The structures of ZP3, ZP2 and Juno were the first to be reported of vertebrate proteins that are both essential for fertilization and directly involved in the interaction between gametes. Similarly, our structures of VERL/lysin complexes provided the first atomic-resolution information on how sperm recognizes the egg coat at the beginning of fertilization. To gain further insights into the molecular basis of this fundamental process, we are now targeting additional complexes between key egg-sperm recognition proteins, as well as trying to understand how structural alterations of ZP module polymers translate into human disease at the molecular level. A first example of the latter line of work is the elucidation of structures of the ZP cross-links (Nishimura et al. Nat. Commun. 2019), whose analysis revealed how mutations in ZP1 can lead to human sterility. At the same time, continuing our studies of other biomedically important ZP module proteins, we recently exploited the power of high-resolution cryo-electron microscopy to determine the structure of the native human UMOD polymer. This provided the first detailed information on the architecture of a ZP module protein filament and, together with biochemical and functional assays, suggested a molecular mechanism for the assembly of UMOD and other ZP module proteins (Stsiapanava et al. EMBO J. 2020). By combining AlphaFold2 predictions to crystallography and cryo-EM, we then further extended this work to understand how UMOD and related human glycoprotein 2 (GP2) protect us from infection by presenting specific high-mannose glycans that act as baits for bacterial invaders (Stsiapanava et al. Nat. Struct. Mol. Biol. 2022). A comparable integrative approach also allowed us to determine the structure of the first prokaryotic fusogen, archaeal Fusexin1 (Fsx1). By providing conclusive evidence that Fsx1 is homolog of class II fusion proteins from enveloped viruses as well as plant and invertebrate gamete fusogen HAP2/GCS1, this recent work raised the intruiging possibility that the protein may be the ancestral molecule from which viral, plant and animal fusogens derived (Moi et al. Nat. Commun. 2022).

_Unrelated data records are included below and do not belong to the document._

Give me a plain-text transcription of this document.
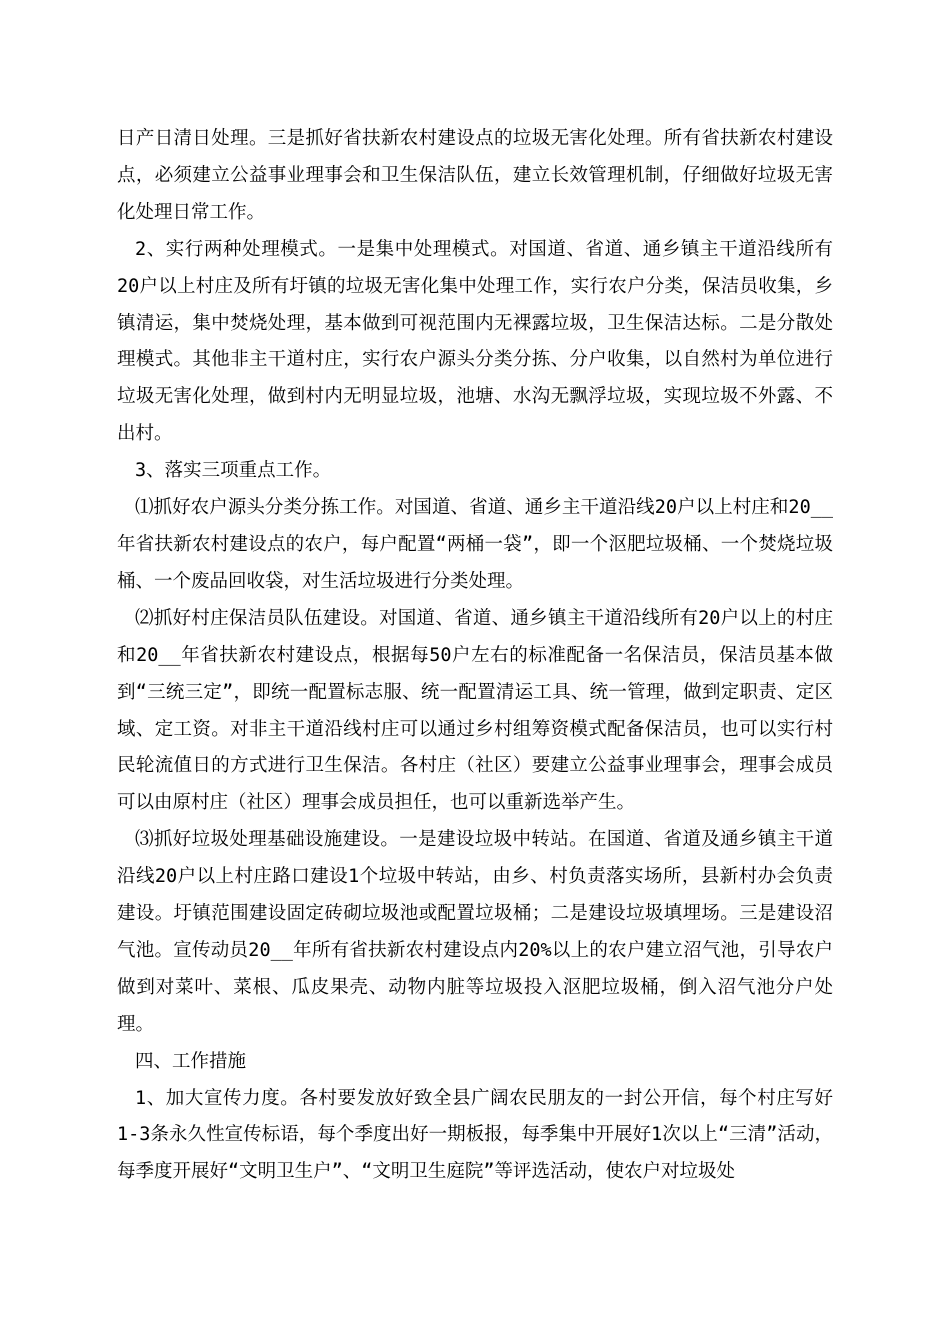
日产日清日处理。三是抓好省扶新农村建设点的垃圾无害化处理。所有省扶新农村建设点，必须建立公益事业理事会和卫生保洁队伍，建立长效管理机制，仔细做好垃圾无害化处理日常工作。

2、实行两种处理模式。一是集中处理模式。对国道、省道、通乡镇主干道沿线所有20户以上村庄及所有圩镇的垃圾无害化集中处理工作，实行农户分类，保洁员收集，乡镇清运，集中焚烧处理，基本做到可视范围内无裸露垃圾，卫生保洁达标。二是分散处理模式。其他非主干道村庄，实行农户源头分类分拣、分户收集，以自然村为单位进行垃圾无害化处理，做到村内无明显垃圾，池塘、水沟无飘浮垃圾，实现垃圾不外露、不出村。

3、落实三项重点工作。

⑴抓好农户源头分类分拣工作。对国道、省道、通乡主干道沿线20户以上村庄和20__年省扶新农村建设点的农户，每户配置“两桶一袋”，即一个沤肥垃圾桶、一个焚烧垃圾桶、一个废品回收袋，对生活垃圾进行分类处理。

⑵抓好村庄保洁员队伍建设。对国道、省道、通乡镇主干道沿线所有20户以上的村庄和20__年省扶新农村建设点，根据每50户左右的标准配备一名保洁员，保洁员基本做到“三统三定”，即统一配置标志服、统一配置清运工具、统一管理，做到定职责、定区域、定工资。对非主干道沿线村庄可以通过乡村组筹资模式配备保洁员，也可以实行村民轮流值日的方式进行卫生保洁。各村庄（社区）要建立公益事业理事会，理事会成员可以由原村庄（社区）理事会成员担任，也可以重新选举产生。

⑶抓好垃圾处理基础设施建设。一是建设垃圾中转站。在国道、省道及通乡镇主干道沿线20户以上村庄路口建设1个垃圾中转站，由乡、村负责落实场所，县新村办会负责建设。圩镇范围建设固定砖砌垃圾池或配置垃圾桶；二是建设垃圾填埋场。三是建设沼气池。宣传动员20__年所有省扶新农村建设点内20%以上的农户建立沼气池，引导农户做到对菜叶、菜根、瓜皮果壳、动物内脏等垃圾投入沤肥垃圾桶，倒入沼气池分户处理。

四、工作措施

1、加大宣传力度。各村要发放好致全县广阔农民朋友的一封公开信，每个村庄写好1-3条永久性宣传标语，每个季度出好一期板报，每季集中开展好1次以上“三清”活动，每季度开展好“文明卫生户”、“文明卫生庭院”等评选活动，使农户对垃圾处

The research of our group relies on a comprehensive range of techniques that include molecular biology; protein production in both prokaryotic and eukaryotic systems (with a very strong focus on mammalian cell expression); protein purification, biochemical/biophysical characterization; 3D structure determination by X-ray crystallography and cryo-EM; and machine learning-assisted structural modelling. In collaboration with other laboratories, we are also performing functional studies using a variety of experimental model systems.